Returns the expression that is the body of the function.

`formals`

Returns a list of the formal arguments to the function. This is a `pairlist`.

`environment`

Returns the environment associated with the function.

`body<-`

This sets the body of the function to the supplied expression.

`formals<-`

Sets the formal arguments of the function to the supplied list.

`environment<-`

Sets the environment of the function to the specified environment.

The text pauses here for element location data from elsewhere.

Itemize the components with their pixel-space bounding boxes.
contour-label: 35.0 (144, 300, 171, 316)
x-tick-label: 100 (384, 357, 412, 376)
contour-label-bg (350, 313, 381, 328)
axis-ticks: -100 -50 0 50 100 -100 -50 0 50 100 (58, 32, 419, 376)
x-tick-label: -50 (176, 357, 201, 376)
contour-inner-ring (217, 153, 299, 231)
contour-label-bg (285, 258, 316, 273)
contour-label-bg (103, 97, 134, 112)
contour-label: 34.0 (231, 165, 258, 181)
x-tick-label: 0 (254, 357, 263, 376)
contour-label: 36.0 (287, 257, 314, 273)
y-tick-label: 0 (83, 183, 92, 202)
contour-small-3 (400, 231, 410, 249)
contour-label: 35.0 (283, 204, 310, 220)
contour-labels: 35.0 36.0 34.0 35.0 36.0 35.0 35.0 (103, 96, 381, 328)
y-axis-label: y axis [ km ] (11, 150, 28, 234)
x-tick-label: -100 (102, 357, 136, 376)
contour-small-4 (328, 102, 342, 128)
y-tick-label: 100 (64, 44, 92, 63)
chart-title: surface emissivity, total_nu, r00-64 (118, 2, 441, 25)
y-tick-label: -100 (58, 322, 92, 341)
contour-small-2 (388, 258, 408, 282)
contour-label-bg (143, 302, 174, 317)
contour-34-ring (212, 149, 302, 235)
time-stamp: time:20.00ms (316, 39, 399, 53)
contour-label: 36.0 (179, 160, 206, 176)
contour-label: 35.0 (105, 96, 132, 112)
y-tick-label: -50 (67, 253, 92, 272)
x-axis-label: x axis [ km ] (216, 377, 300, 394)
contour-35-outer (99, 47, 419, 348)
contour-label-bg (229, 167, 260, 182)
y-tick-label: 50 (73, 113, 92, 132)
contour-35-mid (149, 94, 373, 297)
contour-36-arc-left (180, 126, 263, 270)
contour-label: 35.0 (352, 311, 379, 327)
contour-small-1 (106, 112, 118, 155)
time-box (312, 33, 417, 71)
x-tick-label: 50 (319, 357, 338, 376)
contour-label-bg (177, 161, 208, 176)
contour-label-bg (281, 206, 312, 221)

It is also possible to alter the bindings of different variables in the environment of the function, using code along the lines of `evalq(x <- 5, environment(f))`.

It is also possible to convert a function to a list using `as.list`. The result is the concatenation of the list of formal arguments with the function body. Conversely such a list can be converted to a function using `as.function`. This functionality is mainly included for S compatibility. Notice that environment information is lost when `as.list` is used, whereas `as.function` has an argument that allows the environment to be set.